Copyright MA Rosicky 2006
In this thesis, 2 m cores are examined from 10 acid sulfate soil (ASS) scalds located between the Richmond catchment in the north to the Shoalhaven catchment in the south of New South Wales (NSW), Australia. At 5 of the sites, nearby permanently-vegetated paddock cores were also taken for comparison with the scalded cores. The sites were drained coastal floodplain environments, mainly used for cattle grazing.
The scalds were usually ≤ 20 cm lower than their adjacent vegetated paddocks. The sites (scalded and vegetated) all had low pH values (≤ 4) in the top 1 m of soil and low chloride:sulfate ratios (< 3), because of drainage and sulfide oxidation. In most cases, significant sulfide layers (> 0.1% oxidisable S) were situated < 1 m below the soil surface. However, one ASS scald was found with no sulfide zone in the top 2 m of the soil profile. All the scalds and vegetated cores had various thicknesses of acidified, yet unoxidised, sulfidic material (up to 150 cm) increasing their environmental risk due to preferential bacterial activity and the presence of soluble oxidised iron (Fe3+). All cores had significant surface-soil sulfide concentrations, increasing their environmental risk in dry periods when surface sulfides readily oxidise and produce toxic oxidation products in the potential (or actual) root zone. Salinity at the tested sites was a constant vegetation stressor, with all in excess of the growth parameters (ECe < 4 dS/m) of the freshwater, dryland introduced vegetation planted at the sites. Half the sites were considered saline (ECe > 10 dS/m) because of connate chloride salinity, although all were being managed as freshwater environments. Soil acidity, salinity and sulfide content were always similar in scalded and adjacent vegetated cores, suggesting that more land was at risk of scalding.
Indirect (usually human-induced) factors were found to largely explain the location and extent of scalds. Denudation of sensitive land, underlain by groundwater enriched with sulfide oxidation products, was likely to instigate ASS scalding. Denuding factors included: altered hydrological regimes (salinisation of freshwater sites, saltwater exclusion from saline sites); altered vegetation species (drainage and geomorphology made sites alternately too wet for dryland vegetation and too dry for wetland vegetation); stock trampling; vehicle damage; fires; frost; topsoil removal; flood scouring and surface sulfide oxidation.

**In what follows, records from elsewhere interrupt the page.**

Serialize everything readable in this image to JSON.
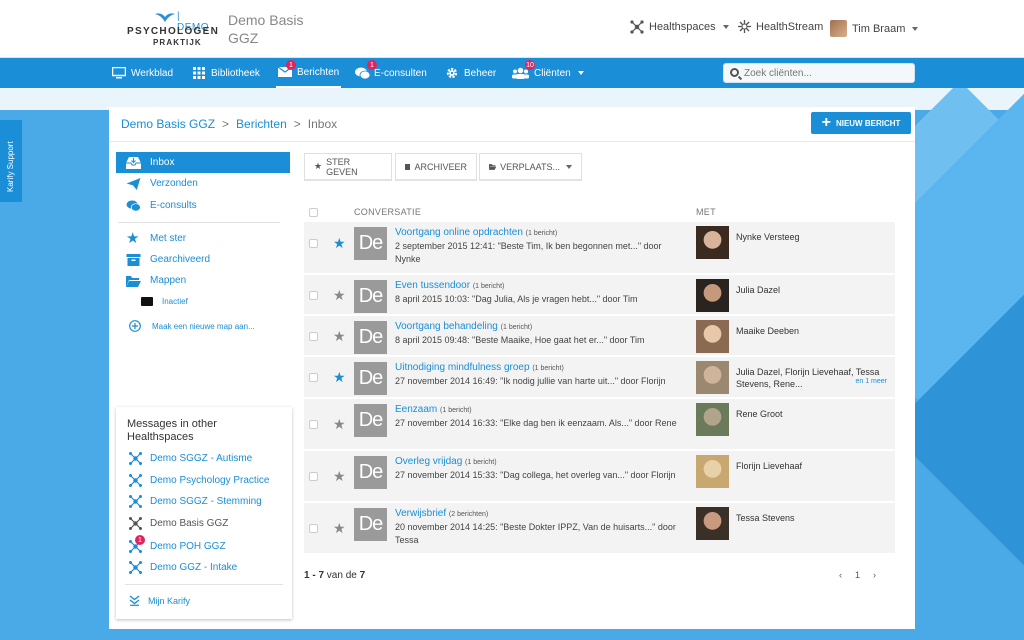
{
  "header": {
    "logo_demo": "| DEMO",
    "logo_line1": "PSYCHOLOGEN",
    "logo_line2": "PRAKTIJK",
    "org_name": "Demo Basis GGZ",
    "healthspaces_label": "Healthspaces",
    "healthstream_label": "HealthStream",
    "user_name": "Tim Braam"
  },
  "nav": {
    "items": [
      {
        "label": "Werkblad",
        "icon": "monitor-icon"
      },
      {
        "label": "Bibliotheek",
        "icon": "grid-icon"
      },
      {
        "label": "Berichten",
        "icon": "envelope-icon",
        "badge": "1",
        "active": true
      },
      {
        "label": "E-consulten",
        "icon": "chat-bubbles-icon",
        "badge": "1"
      },
      {
        "label": "Beheer",
        "icon": "gear-icon"
      },
      {
        "label": "Cliënten",
        "icon": "users-icon",
        "badge": "10"
      }
    ],
    "search_placeholder": "Zoek cliënten..."
  },
  "karify_support": "Karify Support",
  "breadcrumb": {
    "org": "Demo Basis GGZ",
    "sep1": ">",
    "messages": "Berichten",
    "sep2": ">",
    "current": "Inbox"
  },
  "new_message_button": "NIEUW BERICHT",
  "sidebar": {
    "items": [
      {
        "label": "Inbox",
        "icon": "inbox-icon"
      },
      {
        "label": "Verzonden",
        "icon": "paper-plane-icon"
      },
      {
        "label": "E-consults",
        "icon": "chat-bubbles-icon"
      },
      {
        "label": "Met ster",
        "icon": "star-icon"
      },
      {
        "label": "Gearchiveerd",
        "icon": "archive-icon"
      },
      {
        "label": "Mappen",
        "icon": "folder-open-icon"
      }
    ],
    "subfolder": "Inactief",
    "new_folder": "Maak een nieuwe map aan..."
  },
  "other_healthspaces": {
    "title": "Messages in other Healthspaces",
    "items": [
      {
        "label": "Demo SGGZ - Autisme"
      },
      {
        "label": "Demo Psychology Practice"
      },
      {
        "label": "Demo SGGZ - Stemming"
      },
      {
        "label": "Demo Basis GGZ"
      },
      {
        "label": "Demo POH GGZ",
        "badge": "1"
      },
      {
        "label": "Demo GGZ - Intake"
      }
    ],
    "my_karify": "Mijn Karify"
  },
  "toolbar": {
    "star": "STER GEVEN",
    "archive": "ARCHIVEER",
    "move": "VERPLAATS..."
  },
  "table": {
    "col_conversation": "CONVERSATIE",
    "col_with": "MET",
    "rows": [
      {
        "thumb": "De",
        "subject": "Voortgang online opdrachten",
        "count": "(1 bericht)",
        "preview": "2 september 2015 12:41: \"Beste Tim, Ik ben begonnen met...\" door Nynke",
        "with": "Nynke Versteeg",
        "more": "",
        "starred": true
      },
      {
        "thumb": "De",
        "subject": "Even tussendoor",
        "count": "(1 bericht)",
        "preview": "8 april 2015 10:03: \"Dag Julia, Als je vragen hebt...\" door Tim",
        "with": "Julia Dazel",
        "more": "",
        "starred": false
      },
      {
        "thumb": "De",
        "subject": "Voortgang behandeling",
        "count": "(1 bericht)",
        "preview": "8 april 2015 09:48: \"Beste Maaike, Hoe gaat het er...\" door Tim",
        "with": "Maaike Deeben",
        "more": "",
        "starred": false
      },
      {
        "thumb": "De",
        "subject": "Uitnodiging mindfulness groep",
        "count": "(1 bericht)",
        "preview": "27 november 2014 16:49: \"Ik nodig jullie van harte uit...\" door Florijn",
        "with": "Julia Dazel, Florijn Lievehaaf, Tessa Stevens, Rene...",
        "more": "en 1 meer",
        "starred": true
      },
      {
        "thumb": "De",
        "subject": "Eenzaam",
        "count": "(1 bericht)",
        "preview": "27 november 2014 16:33: \"Elke dag ben ik eenzaam. Als...\" door Rene",
        "with": "Rene Groot",
        "more": "",
        "starred": false
      },
      {
        "thumb": "De",
        "subject": "Overleg vrijdag",
        "count": "(1 bericht)",
        "preview": "27 november 2014 15:33: \"Dag collega, het overleg van...\" door Florijn",
        "with": "Florijn Lievehaaf",
        "more": "",
        "starred": false
      },
      {
        "thumb": "De",
        "subject": "Verwijsbrief",
        "count": "(2 berichten)",
        "preview": "20 november 2014 14:25: \"Beste Dokter IPPZ, Van de huisarts...\" door Tessa",
        "with": "Tessa Stevens",
        "more": "",
        "starred": false
      }
    ]
  },
  "pager": {
    "range": "1 - 7",
    "of": "van de",
    "total": "7",
    "page": "1"
  },
  "colors": {
    "brand_blue": "#1a8ed6",
    "badge_red": "#e0245e",
    "row_bg": "#f3f3f3"
  }
}
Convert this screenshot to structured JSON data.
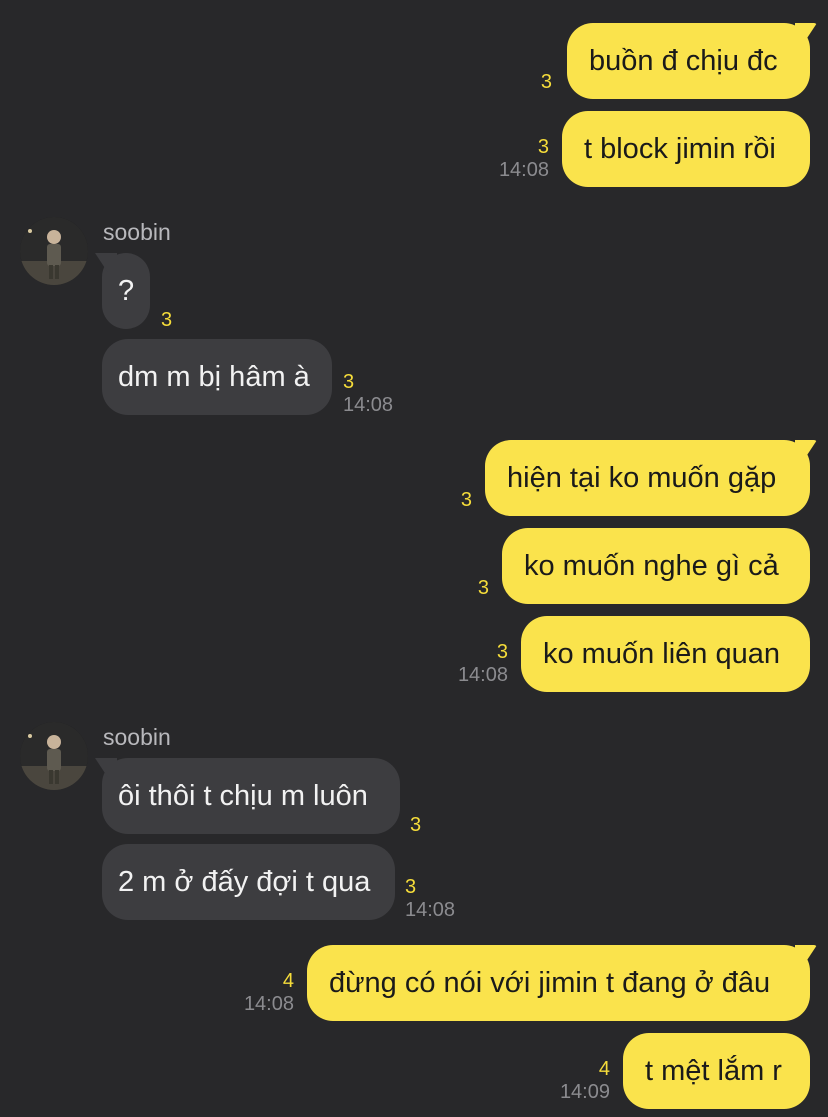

Revegetation trials were undertaken to test the effectiveness of low-cost, accessible management techniques. Vegetation occurrence, biomass and species were monitored and soil was tested to a depth of 10 cm (acidity, salinity, soil moisture, soluble metals). Techniques included fencing, ridging (R), liming (L) and mulching (M). An initial trial tested a combined treatment of the above-mentioned techniques (RML) compared to a control (C). The treated plots were all less saline, less acidic and moister than the control plots, with significant vegetation growth observed. A more detailed trial was conducted to examine the relative contribution of the separate elements mentioned above (Treatments: C, R, L, RL, M, RM, RML). All mulched sites had significantly more vegetation than the control, reaching 100% coverage in the RML plots. Stock exclusion alone produced minimal results. Ridging alone was counterproductive. Liming without mulching caused proliferation of an insubstantial and transient vegetation species (Isolepis inundata). Most interesting was the different vegetation species encouraged by the different mulch treatments: Treatment M was dominated by the sedge, Eleocharis acuta; Treatment RM was an even mix of Eleocharis acuta and native water-tolerant grasses (Paspalum distichum and Pseudoraphis paradoxa); Treatment RML was dominated by the above-mentioned native grasses. These grasses are highly favoured for both economic (highly palatable to stock) and environmental (thick mulch cover, self seeding) objectives. The results demonstrated that revegetation of ASS scalds was possible, and different treatments influenced vegetation composition.
This study has shown that ASS scalds in NSW are highly disturbed and require sensitive management. They had re-formed surface sulfide zones underlain by acidified sub-surface sulfide layers. Drainage had discouraged wetland vegetation and introduced vegetation was unsuitable when waterlogging inevitably occurs. Surface salinity was a major vegetation constraint. Mulching was the single most important revegetation technique. Revegetation of ASS scalds was possible using an array of techniques, particularly a combination of fencing, surface disturbance, liming and mulching.